Suddenly, you question your gut instincts on the advice you should give them. You replay conversations over again in your mind and wonder if you are being too protective or not protective enough. All the while you must mask your indecision and put on a calm and serene face for the child in question. After all, you've done all this before yourself. Your adolescent might think it was eons ago but you remember all the raw emotion and past mistakes of you and your friends like it happened just last year. It helps in situations like this to talk to someone else about it. In my case that is not my husband. Doting father that he is he is in deep denial that this could ever happen so soon. If left to his own devices our child would be permanently cloistered to her room until she was thirty. This is why I feel very blessed to have two sisters and a mom. All of whom feel that this situation is sweet and even somewhat amusing. Following my mother's wisdom I have been keeping an open line of communication going, trusting the good judgement my child has demonstrated so far, and made the boundaries lines very clear. Yes, I understand what they are going through. I like the person they are infatuated with. No they cannot date anyone until they are at least fifteen no matter how nice said love interest is. I am sure that the person who likes my child must feel I am a little bit like the evil queen in a fairy tale keeping the princess locked away for an unreasonable length of time. 

I am fine with that for now. Do I want my child's special friend to like me and see me in a more positive light? Of course I do. Nobody likes to feel like a heel standing in the way of true love. But from the standpoint of a parent, I know my own child isn't  ready for all of that quite yet. While my baby may be almost as tall as me and be more and more grown up everyday, they still like to play with their toys and watch cartoons like "Ever After High" on Netflix. And said young person still has a few months to go before they are officially a teen. Secretly, I think my oldest child is a little relieved to have mom and dad as a safety net. Much as they look forward to being able to drive and go out on dates in the  future, I think they know they aren't completely done being a child just yet.

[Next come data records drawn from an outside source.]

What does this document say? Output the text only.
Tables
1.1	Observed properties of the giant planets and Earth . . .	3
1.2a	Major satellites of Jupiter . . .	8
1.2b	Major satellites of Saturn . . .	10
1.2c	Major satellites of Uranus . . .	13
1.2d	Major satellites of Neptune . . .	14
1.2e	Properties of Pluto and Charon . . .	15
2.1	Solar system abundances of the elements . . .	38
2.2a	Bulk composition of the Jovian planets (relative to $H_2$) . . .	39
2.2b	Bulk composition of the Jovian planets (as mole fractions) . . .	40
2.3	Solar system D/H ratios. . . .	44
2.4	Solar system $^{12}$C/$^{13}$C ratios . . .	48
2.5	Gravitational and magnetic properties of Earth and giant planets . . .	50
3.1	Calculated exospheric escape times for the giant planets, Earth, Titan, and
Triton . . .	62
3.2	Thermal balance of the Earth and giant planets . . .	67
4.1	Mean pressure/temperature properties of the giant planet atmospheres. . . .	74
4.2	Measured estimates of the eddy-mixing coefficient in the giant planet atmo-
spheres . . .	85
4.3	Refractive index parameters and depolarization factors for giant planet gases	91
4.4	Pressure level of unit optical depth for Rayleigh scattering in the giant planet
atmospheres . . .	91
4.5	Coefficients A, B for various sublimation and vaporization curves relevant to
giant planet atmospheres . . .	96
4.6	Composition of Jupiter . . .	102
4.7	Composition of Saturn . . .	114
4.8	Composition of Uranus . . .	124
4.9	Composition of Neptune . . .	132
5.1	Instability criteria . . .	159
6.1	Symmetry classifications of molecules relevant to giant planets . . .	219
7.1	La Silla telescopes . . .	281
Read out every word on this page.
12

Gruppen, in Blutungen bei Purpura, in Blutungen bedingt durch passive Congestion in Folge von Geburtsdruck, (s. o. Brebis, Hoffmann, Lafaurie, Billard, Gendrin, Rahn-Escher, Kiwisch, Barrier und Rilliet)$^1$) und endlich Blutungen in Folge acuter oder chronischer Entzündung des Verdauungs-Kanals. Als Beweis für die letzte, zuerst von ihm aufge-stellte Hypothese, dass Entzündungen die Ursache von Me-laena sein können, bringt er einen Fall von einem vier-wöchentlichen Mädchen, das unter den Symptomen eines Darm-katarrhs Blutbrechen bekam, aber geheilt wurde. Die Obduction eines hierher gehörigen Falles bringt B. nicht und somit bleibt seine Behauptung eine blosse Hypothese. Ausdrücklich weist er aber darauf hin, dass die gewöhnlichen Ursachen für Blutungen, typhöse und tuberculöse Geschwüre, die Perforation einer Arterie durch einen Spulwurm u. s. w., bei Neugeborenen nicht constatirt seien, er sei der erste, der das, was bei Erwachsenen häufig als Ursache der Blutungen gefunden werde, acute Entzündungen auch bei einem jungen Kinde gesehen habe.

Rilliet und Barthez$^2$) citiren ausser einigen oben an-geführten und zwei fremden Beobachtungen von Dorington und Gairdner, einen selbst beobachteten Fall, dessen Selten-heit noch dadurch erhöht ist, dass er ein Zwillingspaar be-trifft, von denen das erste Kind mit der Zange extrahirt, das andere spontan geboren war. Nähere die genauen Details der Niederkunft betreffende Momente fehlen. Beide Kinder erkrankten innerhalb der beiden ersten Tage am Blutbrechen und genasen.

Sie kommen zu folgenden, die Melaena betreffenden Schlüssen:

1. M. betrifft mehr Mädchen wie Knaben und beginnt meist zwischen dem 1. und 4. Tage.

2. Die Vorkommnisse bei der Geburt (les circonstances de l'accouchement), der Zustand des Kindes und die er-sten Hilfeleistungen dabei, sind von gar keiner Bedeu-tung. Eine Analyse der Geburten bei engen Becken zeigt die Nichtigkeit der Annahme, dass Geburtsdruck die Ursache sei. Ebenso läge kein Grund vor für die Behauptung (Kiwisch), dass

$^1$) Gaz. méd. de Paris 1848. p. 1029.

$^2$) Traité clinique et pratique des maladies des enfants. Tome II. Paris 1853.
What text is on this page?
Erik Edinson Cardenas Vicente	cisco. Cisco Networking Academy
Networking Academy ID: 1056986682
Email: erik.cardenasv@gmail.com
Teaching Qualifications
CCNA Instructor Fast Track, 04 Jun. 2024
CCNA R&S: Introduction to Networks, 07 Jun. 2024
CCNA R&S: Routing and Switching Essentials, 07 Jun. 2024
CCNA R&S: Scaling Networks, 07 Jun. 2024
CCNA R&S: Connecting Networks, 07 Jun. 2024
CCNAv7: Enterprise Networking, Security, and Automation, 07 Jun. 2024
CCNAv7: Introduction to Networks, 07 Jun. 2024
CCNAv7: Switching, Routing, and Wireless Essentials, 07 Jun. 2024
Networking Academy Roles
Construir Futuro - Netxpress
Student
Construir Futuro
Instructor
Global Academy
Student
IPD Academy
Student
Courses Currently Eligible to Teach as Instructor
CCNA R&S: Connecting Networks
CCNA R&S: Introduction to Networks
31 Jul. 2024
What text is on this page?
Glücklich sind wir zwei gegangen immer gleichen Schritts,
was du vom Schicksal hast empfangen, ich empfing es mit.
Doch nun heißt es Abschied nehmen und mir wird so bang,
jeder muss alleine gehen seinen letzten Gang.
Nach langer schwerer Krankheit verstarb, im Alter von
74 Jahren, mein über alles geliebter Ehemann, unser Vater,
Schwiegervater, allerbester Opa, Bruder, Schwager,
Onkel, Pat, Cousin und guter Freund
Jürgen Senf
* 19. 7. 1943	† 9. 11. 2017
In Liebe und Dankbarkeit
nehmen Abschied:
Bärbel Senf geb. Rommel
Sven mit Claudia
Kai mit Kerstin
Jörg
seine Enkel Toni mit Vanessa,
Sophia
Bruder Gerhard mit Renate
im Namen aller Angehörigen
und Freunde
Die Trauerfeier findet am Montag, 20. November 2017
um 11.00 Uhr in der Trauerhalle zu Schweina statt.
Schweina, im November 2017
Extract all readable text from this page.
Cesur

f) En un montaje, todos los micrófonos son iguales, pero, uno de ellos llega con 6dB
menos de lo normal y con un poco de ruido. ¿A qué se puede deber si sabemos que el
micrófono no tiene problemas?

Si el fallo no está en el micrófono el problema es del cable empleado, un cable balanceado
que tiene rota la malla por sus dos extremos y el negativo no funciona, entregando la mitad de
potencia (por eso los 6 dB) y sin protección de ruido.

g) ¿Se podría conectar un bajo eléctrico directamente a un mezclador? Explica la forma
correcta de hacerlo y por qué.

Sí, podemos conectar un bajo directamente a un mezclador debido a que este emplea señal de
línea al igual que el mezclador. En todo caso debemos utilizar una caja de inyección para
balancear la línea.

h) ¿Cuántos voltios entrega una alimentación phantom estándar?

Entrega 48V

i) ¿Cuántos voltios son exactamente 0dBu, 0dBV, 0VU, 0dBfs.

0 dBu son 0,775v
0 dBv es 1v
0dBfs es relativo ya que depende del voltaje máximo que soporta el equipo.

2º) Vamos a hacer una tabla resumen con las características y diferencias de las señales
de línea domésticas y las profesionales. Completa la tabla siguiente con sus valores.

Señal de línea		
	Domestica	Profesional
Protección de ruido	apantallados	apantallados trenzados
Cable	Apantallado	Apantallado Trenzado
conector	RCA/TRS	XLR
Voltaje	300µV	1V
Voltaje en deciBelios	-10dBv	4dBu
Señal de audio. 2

So, quelling my over active imagination and the impulsive romantic side of my nature, I am remaining calm and trusting my motherly instincts. I think I've been fairly successful at not letting my inner teen run amok and over react to things. I haven't given into melodrama either. All in all I'm navigating the murky waters of first infatuation the second time around pretty well.

1 comment:

  1. I wouldn't keep her cloistered to her room. Who would empty her half of the dishwasher and clean her half of the bathroom??